Sunday, February 5, 2012

ALL THE FLOWERS IN SHANGHAI (DUNCAN JEPSON)


Story Description:

For every young Chinese woman in 1930s Shanghai, following the path of duty takes precedence over personal desires

For Feng, that means becoming the bride of a wealthy businessman in a marriage arranged by her parents. In the enclosed world of the Sang household—a place of public ceremony and private cruelty—fulfilling her duty means bearing a male heir.

The life that has been forced on her makes Feng bitter and resentful, and she plots a terrible revenge. But with the passing years comes a reckoning, and Feng must reconcile herself with the sacrifices and terrible choices she has made in order to assure her place in the family and society—even as the violent, relentless tide of revolution engulfs her country.

Both a sweeping historical novel and an intimate portrait of one woman’s struggle against tradition, All the Flowers in Shanghai marks the debut of a sensitive and revelatory writer.

My Review:

Feng is forced to marry a man who was supposed to marry her sister, but after her death her parents didn’t want to lose face and she therefore was thrown into what would have been her sister’s future life. 

The family was wealthy and she was unliked by her father-in-law’s first and second wives and often had to take very negative comments in stride without striking back.  She was pressured to produce a male heir for the family but unfortunately her first child was a girl.  Feng made the choice to do something that she would later come to regret for the rest of her life. 

A few years later Feng did produce a boy but he was born with a deformed foot and her in-laws were not at all impressed and wanted nothing to do with the child.  Feng through herself into motherhood, spending lots of time with her son and seeing that he was schooled and they enjoyed a very close relationship. 

When her son was a bit older, a servant was hired just for him, but the girl was quite young.  At first there weren’t any problems but then Feng saw the girl going into her husband’s room one day and assumed that this young servant and he were having an affair.  At the same time she realized that her son and the servant were very friendly with one another.  Feng was irate and assumed this young servant was having an affair with both her husband and her son.  Her anger was all consuming and she beat the girl with a belt leaving a permanent scar down the side of the girls face. 
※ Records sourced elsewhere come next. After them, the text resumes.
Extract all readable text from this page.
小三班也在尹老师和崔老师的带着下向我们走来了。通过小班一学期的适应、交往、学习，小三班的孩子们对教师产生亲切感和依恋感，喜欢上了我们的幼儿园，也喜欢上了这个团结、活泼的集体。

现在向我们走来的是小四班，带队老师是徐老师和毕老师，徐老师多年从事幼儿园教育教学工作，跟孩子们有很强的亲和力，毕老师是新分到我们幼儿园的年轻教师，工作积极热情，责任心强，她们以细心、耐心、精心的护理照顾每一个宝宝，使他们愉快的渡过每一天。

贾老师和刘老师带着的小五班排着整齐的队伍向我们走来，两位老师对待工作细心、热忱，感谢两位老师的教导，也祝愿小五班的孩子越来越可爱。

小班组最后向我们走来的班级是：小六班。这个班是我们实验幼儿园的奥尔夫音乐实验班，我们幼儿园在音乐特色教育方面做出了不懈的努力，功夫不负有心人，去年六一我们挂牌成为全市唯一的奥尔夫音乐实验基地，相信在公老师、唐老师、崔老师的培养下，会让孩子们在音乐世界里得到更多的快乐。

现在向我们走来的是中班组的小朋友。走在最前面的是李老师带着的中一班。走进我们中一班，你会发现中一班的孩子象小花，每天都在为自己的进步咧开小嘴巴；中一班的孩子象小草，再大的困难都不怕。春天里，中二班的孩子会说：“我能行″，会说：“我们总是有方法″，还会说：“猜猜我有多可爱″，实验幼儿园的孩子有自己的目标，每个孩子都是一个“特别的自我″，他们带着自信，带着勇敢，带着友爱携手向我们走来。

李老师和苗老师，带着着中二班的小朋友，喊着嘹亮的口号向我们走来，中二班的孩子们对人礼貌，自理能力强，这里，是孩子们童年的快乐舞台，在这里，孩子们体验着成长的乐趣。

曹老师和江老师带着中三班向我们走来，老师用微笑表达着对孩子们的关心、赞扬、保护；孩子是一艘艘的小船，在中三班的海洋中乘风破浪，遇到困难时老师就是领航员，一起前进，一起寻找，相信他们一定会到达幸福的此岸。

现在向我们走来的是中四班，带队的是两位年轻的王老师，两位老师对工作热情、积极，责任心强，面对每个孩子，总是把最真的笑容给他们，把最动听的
Feng could no longer cope with her life and left her wealthy in-law home and took a train to Shanghai to look for the seamstress who had made her wedding dress.  This was a time in China was there up an uprising and things were changing drastically.  Everyone had photos of Chairman Mao up in their stores and homes and young people were taking over and holding get togethers to shout out the new politics.  Feng ended up finding the woman who now managed a sewing sweatshop and she became employed there.  Having brought nothing with her but the clothes on her back, the seamstress invited Feng to live with her but they were very, very poor.  They had no heat and had to sleep together under one blanket each night huddled together to keep warm.  Working at the sweatshop and trying to meet the demands of the large quotas everyday was taking its toll on her.  Then there comes a reckoning in the end that Feng must accept. 

This was a great novel which I read in one sitting and would highly recommend it to anyone.  For a debut novel it was well written.